Park Church Fight Continues

By Oona Milliken |

Park Church overlooking McGolrick Park in Greenpoint was all but set to be sold to the real-estate development firm GW Equities LLC despite the community’s rallying efforts to keep the church standing. After a hearing in front of Judge Richard Latin on Aug. 31, where community leaders, activists and politicians gave testimonies to why the church should stay, the building’s future is a little less certain. 

Jamie Hook, a passionate Greenpointer who has led efforts to halt the sale, organized a community drive on Thursday Oct. 5 at the Greenpoint Library to propose a solution: have community members buy the church. 

“Let’s say, we found 5,000 People in Greenpoint and wanted to each give us $1,000. You have $5 million in the bank” Hook said. “You can take this money and you can buy whatever the hell you want with it. In this case, real estate. You own, according to your share, a tiny little piece of that real estate.” 

GW Equities LLC is buying the church for $4.7 million which led to Hook coming up with the “magic number” of $4.8 million in order to beat the offer from the development firm. Hook is partnering with the non-profit NYC-Real Estate Cooperative whose mission is to pool and crowdsource money to buy land for “local, cultural and cooperative uses.” The proposed goal, according to Hook, is finding at least 4,800 community members willing to purchase $1,000 worth of Park Church to meet the sale goal. 

David Glick, a founding member of REIC as well as an architect and urban planner, said the organization’s mission is to save endangered real estate in the city by collecting community member funds and purchasing the property themselves. 

“I like to describe it as a membership-based organization. It’s open to anybody in this city. It’s easy to join. And we link community organizing, and crowd investing, for the purpose of securing affordable space for small businesses, or cultural organizations that are under threat of displacement,” Glick said. “And we pool small individual investments from our members into a larger fund, or the purchase of property. And then we go a step further working with partners to ensure that there’s some kind of long-term affordability mechanism in place, such as a community land trust structure.” 

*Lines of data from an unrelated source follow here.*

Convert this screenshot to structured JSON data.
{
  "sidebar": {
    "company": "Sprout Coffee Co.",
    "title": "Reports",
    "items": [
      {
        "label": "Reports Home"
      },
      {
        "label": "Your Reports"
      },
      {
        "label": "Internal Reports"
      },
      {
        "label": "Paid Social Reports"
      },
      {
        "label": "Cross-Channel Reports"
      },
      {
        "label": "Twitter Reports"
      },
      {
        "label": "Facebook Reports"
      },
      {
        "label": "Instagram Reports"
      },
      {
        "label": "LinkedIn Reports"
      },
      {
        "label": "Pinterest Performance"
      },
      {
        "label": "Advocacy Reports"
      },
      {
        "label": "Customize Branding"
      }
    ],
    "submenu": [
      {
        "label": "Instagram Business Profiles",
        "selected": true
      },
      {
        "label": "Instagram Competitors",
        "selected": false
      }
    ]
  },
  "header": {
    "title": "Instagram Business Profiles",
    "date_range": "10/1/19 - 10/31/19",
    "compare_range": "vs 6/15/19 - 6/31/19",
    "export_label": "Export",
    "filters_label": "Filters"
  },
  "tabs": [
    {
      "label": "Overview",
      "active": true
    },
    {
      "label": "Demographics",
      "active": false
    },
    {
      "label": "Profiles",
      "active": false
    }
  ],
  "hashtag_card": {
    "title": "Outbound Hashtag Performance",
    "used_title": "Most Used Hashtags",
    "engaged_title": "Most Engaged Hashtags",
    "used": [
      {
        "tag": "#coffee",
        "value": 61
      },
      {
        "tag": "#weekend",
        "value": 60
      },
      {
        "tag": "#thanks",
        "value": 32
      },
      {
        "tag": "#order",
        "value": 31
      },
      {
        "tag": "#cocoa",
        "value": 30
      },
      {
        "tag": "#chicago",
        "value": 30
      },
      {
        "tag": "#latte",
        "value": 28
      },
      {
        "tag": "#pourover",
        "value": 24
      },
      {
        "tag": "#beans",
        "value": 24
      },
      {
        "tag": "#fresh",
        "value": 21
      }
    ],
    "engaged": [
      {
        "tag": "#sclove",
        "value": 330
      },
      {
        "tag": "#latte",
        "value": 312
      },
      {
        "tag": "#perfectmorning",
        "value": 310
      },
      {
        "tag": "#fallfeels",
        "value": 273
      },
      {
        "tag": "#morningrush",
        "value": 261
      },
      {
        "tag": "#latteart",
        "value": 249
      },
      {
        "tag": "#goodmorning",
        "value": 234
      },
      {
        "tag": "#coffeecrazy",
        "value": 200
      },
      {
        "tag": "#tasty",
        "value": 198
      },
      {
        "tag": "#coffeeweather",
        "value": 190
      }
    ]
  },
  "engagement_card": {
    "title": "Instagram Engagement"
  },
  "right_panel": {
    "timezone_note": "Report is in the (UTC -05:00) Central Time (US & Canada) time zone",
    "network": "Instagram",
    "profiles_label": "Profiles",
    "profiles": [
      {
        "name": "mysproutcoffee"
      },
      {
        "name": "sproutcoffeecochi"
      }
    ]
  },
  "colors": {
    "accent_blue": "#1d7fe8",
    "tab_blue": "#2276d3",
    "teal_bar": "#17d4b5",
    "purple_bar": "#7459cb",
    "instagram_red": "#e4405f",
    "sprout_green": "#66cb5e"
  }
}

The problem, according to Hook, is raising awareness and rallying community members to put their money into buying the church. The meeting on Thursday, which only gathered six interested community members and two local reporters, was filled with discussion on how to sell the idea to their neighbors. 

Devin Young, a local parent and supporter of the church, said the plan needed to be simplified in order to make it appealing to other community members. 

“We just need to make it simple and clear, and I’m so grateful that [Jaimie] got us this far, but the only way this works is if you kind of codify it now at a basic level so that people can give feedback and say ‘That sucks’ or ‘It’s great,’ but at least there’s something there…” Young said. 

Krista Sammons, the principal and founder of Marathon Day, a multi-service design studio, was inspired by the recent hearing. 

Sammons, who helped design plans for what the church could be if community members decided to buy the building, said she had lost hope that Park Church would be able to stay. 

“I feel more hopeful than I did when we first started working on this honestly, much more hopeful. When we went into the design, we were kind of under the impression that this is a lost cause, you know, like, we’re gonna do this or we’re gonna do it to our best ability, but it’s probably not going to happen. So definitely more hopeful,” Sammons said. 

It is unclear if community members will be able to raise the money in time to halt the sale. 

Several attendees of the event raised questions about the specifics of the project and what the feasibility of converting the idea into an actionable plan. Young said that he wanted to save the church but also wanted to slow down the process so that they could create something that would actually work. Hook, who has organized most of the efforts to stop the sale of the Park Church building, agreed with Young’s comment but said the efforts have been rushed only because the possibility of saving the church seemed unrealistic until recently. Hook also said the possibility of buying the church is more clear than ever and that he wants to keep trying, even if it does not work out. 

“The key right now is just, it’s a clearer story than it’s ever been. And I think [the project] has a real target. I just need everybody’s help to try and spread it out. Because it’s perilously close to the 11th hour,” Hook said “If I only had foresight enough to imagine that this would have happened, I don’t think I would have been scrambling as hard to pick it up to here. But even if there’s not very many of us, it forced me to do this work. And now I’m ready to do it as many times as I need to.”